Another thing I noticed in this week’s big game quota recommendations to the wildlife commission was the increase in cow tags and doe tags in a few areas. On a statewide basis there will be a large drop in tags, so finding units that are bucking the trend is always encouraging. Since I’m looking for as many opportunities as possible for my girlfriend to get her first big game animal, those areas with large antlerless tag increases warrant further thought.
Several western states have some sort of cooperative access hunt administered through the state wildlife agencies. Here in Colorado, it’s called Ranching For Wildlife (I had my girlfriend apply to these as her first choice for deer, elk and antelope). In Utah it’s called Cooperative Wildlife Management Units, in Wyoming it’s called a Hunter Management Area (I do some of my antelope hunting on one of these properties), Montana has Block Management lands (I’ve taken deer, elk and antelope on these properties), etc, etc. These ranches probably aren’t allowing access out of the goodness of their hearts. Sometimes it’s for a direct payment from the state, in other cases it helps them address overpopulation issues, and in other cases they have entered a public access agreement for guaranteed tags for paying clients. Regardless of the rancher’s motivations, it pays to look at ALL of your options.
It’s difficult to get involved in damage hunts unless you are on good terms with your local game wardens. So make a point of getting to know them outside of hunting season. I got turned on to a bear hunt for this coming year just by making myself aware of what’s going on locally. A local dairy farmer here grows corn right up against the mountains, and every September has over a dozen bears destroying his crops. He uses hunters with the appropriate tag, not special emergency tags, so I made sure to apply for one this coming fall. I might not draw, as I only have the minimum number of points required, but if I wasn’t talking to folks here about bear hunting, I would have likely just put in for another preference point and kicked this down the road for another year.
Youth hunts are another fantastic way to put meat on the table. Many states have either a special season, or some sort of easy, youth only hunt available in a drawing. Here in Colorado, we have a few properties that are only open to youth hunting for the whole season, or at least the first week of the opener. Once again, it pays to peruse those brochures for these opportunities. In this state, our Hunter Outreach program actively guides youth and women on private land hunts.

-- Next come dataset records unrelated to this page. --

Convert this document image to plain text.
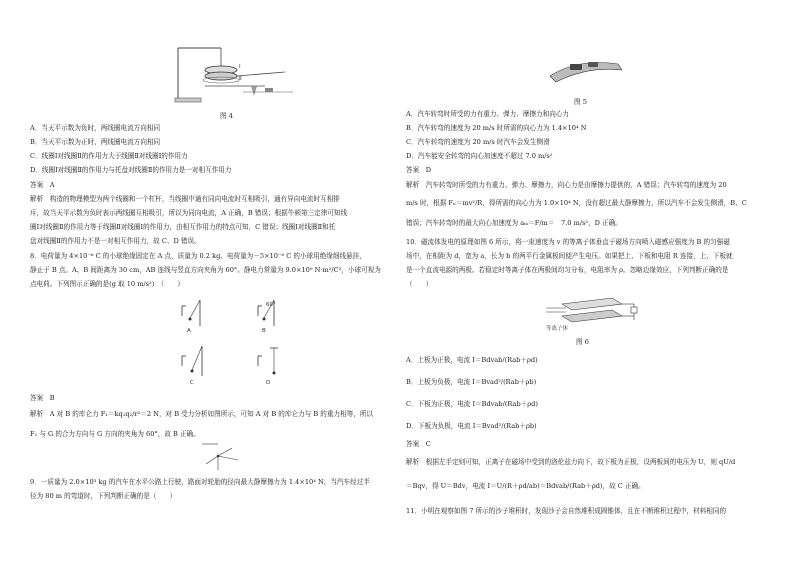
Ⅰ
Ⅱ
图 4
A．当天平示数为负时，两线圈电流方向相同
B．当天平示数为正时，两线圈电流方向相同
C．线圈Ⅰ对线圈Ⅱ的作用力大于线圈Ⅱ对线圈Ⅰ的作用力
D．线圈Ⅰ对线圈Ⅱ的作用力与托盘对线圈Ⅱ的作用力是一对相互作用力
答案　A
解析　构造的物理模型为两个线圈和一个杠杆，当线圈中通有同向电流时互相吸引，通有异向电流时互相排
斥，故当天平示数为负时表示两线圈互相吸引，所以为同向电流，A 正确，B 错误；根据牛顿第三定律可知线
圈Ⅰ对线圈Ⅱ的作用力等于线圈Ⅱ对线圈Ⅰ的作用力，由相互作用力的特点可知，C 错误；线圈Ⅰ对线圈Ⅱ和托
盘对线圈Ⅱ的作用力不是一对相互作用力，故 C、D 错误。
8．电荷量为 4×10⁻⁶ C 的小球绝缘固定在 A 点，质量为 0.2 kg、电荷量为－5×10⁻⁶ C 的小球用绝缘细线悬挂，
静止于 B 点。A、B 间距离为 30 cm，AB 连线与竖直方向夹角为 60°。静电力常量为 9.0×10⁹ N·m²/C²，小球可视为
点电荷。下列图示正确的是(g 取 10 m/s²)　（　　）
A
60°
B
C	D
答案　B
解析　A 对 B 的库仑力 F₁＝kq₁q₂/r²＝2 N，对 B 受力分析如图所示，可知 A 对 B 的库仑力与 B 的重力相等，所以
F₁ 与 G 的合力方向与 G 方向的夹角为 60°，故 B 正确。
9．一质量为 2.0×10³ kg 的汽车在水平公路上行驶，路面对轮胎的径向最大静摩擦力为 1.4×10⁴ N，当汽车经过半
径为 80 m 的弯道时，下列判断正确的是（　　）
图 5
A．汽车转弯时所受的力有重力、弹力、摩擦力和向心力
B．汽车转弯的速度为 20 m/s 时所需的向心力为 1.4×10⁴ N
C．汽车转弯的速度为 20 m/s 时汽车会发生侧滑
D．汽车能安全转弯的向心加速度不超过 7.0 m/s²
答案　D
解析　汽车转弯时所受的力有重力、弹力、摩擦力，向心力是由摩擦力提供的，A 错误；汽车转弯的速度为 20
m/s 时，根据 Fₙ＝mv²/R，得所需的向心力为 1.0×10⁴ N，没有超过最大静摩擦力，所以汽车不会发生侧滑，B、C
错误；汽车转弯时的最大向心加速度为 aₘ＝F/m＝　7.0 m/s²，D 正确。
10．磁流体发电的原理如图 6 所示，将一束速度为 v 的等离子体垂直于磁场方向喷入磁感应强度为 B 的匀强磁
场中，在相距为 d，宽为 a，长为 b 的两平行金属板间便产生电压。如果把上、下板和电阻 R 连接，上、下板就
是一个直流电源的两极。若稳定时等离子体在两极间均匀分布，电阻率为 ρ。忽略边缘效应，下列判断正确的是
（　　）
等离子体
图 6
A．上板为正极，电流 I＝Bdvab/(Rab＋ρd)
B．上板为负极，电流 I＝Bvad²/(Rab＋ρb)
C．下板为正极，电流 I＝Bdvab/(Rab＋ρd)
D．下板为负极，电流 I＝Bvad²/(Rab＋ρb)
答案　C
解析　根据左手定则可知，正离子在磁场中受到的洛伦兹力向下，故下板为正极，设两板间的电压为 U，则 qU/d
＝Bqv，得 U＝Bdv，电流 I＝U/(R＋ρd/ab)＝Bdvab/(Rab＋ρd)，故 C 正确。
11．小明在观察如图 7 所示的沙子堆积时，发现沙子会自然堆积成圆锥体，且在不断堆积过程中，材料相同的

These hunts are available through a separate drawing and not well advertised in the brochures. However, if you check your state’s website under the education or outreach department, you may be able to find similar opportunities for yourself or your family members.
As you can see, these meat hunts can cover a wide range of scenarios, but if you’re not looking for them, you’re missing out. Having meat in the freezer allows you the luxury of being selective or hunting a little more casually on your antlered hunts. I can’t think of a better way to get yourself into a game rich environment than by taking full advantage of all that is offered to you. You just have to be thinking outside the box of over the counter tags and regular seasons.